West Texas Intermediate (WTI), the benchmark for New York-traded oil slipped in the overnight’s session on expectations that OPEC+ will start winding down production cuts next month, also escalating tension between Washington and Beijing is continuing to aggravate sentiment.
WTI oil prices slipped nearly -1% on Monday after global coronavirus cases rose by a record daily amount, increasing tensions of renewed government lockdowns, meanwhile, on growing U.S. and China tension linger.
California took a U-turn overnight after Governor Gavin Newsom ordered state-wide closure of all indoor operations at restaurants, bars, movie theatres, zoos, and museums.

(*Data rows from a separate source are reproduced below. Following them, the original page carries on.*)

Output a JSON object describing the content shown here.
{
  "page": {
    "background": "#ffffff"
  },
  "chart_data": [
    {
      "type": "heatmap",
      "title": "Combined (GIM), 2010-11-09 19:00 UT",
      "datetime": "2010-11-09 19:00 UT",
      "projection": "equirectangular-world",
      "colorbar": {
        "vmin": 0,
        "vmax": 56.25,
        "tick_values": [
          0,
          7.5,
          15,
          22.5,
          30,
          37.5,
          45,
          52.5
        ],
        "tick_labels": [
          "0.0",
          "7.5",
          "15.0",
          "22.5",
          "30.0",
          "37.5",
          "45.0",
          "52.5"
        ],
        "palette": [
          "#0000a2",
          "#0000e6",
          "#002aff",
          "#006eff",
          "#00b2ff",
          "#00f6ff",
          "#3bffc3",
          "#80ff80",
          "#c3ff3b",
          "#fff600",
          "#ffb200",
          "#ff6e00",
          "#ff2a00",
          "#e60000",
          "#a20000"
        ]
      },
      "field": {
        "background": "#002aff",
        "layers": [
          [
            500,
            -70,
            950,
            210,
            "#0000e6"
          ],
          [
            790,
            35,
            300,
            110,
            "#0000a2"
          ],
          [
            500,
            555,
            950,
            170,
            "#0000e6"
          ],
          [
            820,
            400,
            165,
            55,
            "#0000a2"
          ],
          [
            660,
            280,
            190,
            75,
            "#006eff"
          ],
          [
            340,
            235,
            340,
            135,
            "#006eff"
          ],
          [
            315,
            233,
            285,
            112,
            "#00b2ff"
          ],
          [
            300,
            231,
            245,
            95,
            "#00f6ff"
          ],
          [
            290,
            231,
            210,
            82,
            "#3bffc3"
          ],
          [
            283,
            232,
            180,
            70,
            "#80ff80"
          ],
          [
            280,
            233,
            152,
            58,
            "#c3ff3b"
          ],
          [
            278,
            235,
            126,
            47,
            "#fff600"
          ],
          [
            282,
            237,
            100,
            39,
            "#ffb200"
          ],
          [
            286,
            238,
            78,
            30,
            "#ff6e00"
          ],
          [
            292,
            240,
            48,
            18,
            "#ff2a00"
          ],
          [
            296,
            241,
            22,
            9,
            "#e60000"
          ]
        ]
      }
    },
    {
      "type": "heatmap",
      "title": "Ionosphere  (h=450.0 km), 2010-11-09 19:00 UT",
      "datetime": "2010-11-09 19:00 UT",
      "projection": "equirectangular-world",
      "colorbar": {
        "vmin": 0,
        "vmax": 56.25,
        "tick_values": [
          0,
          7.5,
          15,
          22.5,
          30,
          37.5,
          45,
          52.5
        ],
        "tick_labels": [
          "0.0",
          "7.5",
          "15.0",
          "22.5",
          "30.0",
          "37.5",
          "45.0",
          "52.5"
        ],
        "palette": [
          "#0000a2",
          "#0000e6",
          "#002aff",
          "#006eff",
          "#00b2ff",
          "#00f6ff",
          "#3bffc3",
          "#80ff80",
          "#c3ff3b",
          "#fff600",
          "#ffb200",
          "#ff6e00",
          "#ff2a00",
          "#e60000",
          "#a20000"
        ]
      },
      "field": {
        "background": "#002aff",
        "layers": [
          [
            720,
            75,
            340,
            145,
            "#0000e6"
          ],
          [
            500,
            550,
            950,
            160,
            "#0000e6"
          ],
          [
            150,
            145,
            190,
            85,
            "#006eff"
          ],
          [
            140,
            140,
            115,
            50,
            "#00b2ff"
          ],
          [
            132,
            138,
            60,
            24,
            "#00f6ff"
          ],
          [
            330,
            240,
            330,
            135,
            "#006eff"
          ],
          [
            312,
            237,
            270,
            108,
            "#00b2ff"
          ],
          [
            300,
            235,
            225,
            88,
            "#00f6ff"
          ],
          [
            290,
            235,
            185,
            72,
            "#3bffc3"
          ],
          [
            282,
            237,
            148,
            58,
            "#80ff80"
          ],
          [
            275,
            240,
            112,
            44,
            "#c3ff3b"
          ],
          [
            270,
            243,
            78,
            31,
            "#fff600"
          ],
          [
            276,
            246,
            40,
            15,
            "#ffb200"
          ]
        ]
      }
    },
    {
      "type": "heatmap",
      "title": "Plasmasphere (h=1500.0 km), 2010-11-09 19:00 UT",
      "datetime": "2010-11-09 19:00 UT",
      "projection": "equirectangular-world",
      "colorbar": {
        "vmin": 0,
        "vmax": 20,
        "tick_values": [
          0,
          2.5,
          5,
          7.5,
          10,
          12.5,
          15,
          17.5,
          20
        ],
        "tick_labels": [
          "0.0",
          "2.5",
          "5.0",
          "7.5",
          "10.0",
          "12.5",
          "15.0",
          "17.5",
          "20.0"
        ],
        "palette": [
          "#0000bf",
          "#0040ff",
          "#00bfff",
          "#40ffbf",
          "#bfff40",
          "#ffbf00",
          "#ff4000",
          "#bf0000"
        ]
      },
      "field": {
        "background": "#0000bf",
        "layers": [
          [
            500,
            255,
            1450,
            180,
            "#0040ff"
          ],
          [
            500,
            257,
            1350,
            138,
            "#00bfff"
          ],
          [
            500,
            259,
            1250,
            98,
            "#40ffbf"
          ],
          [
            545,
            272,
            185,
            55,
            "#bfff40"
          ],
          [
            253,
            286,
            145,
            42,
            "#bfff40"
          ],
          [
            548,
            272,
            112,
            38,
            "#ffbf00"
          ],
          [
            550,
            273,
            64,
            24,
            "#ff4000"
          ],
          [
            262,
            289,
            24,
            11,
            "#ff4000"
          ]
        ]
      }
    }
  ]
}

The World Health Organization reported more than 230,000 new cases of coronavirus on Sunday, a one-day record.
China announced sanctions against the United States on Monday after Washington penalized senior Chinese officials over the treatment of Uighur Muslims.
An Organization of the Petroleum Exporting Countries monitoring committee will meet on Tuesday and Wednesday and is expected to recommend levels for future supply cuts.
OPEC and allies, including Russia, are expected to ease production cuts to 7.7 million barrels per day, down from a record cut of 9.7 million bpd for May through June, as global oil demand has recovered.
From the technical standpoint, due to the continuous retreats from the near-term resistance cap at $41.00-50 keeps the overall attention to the support region at $36.00-45, with the $34.00-15 to $30.00 level seen beneath.
However, due to the lack of pullbacks, a close above $41.50 (New York) could initially put $46.00 on the radar for the bulls.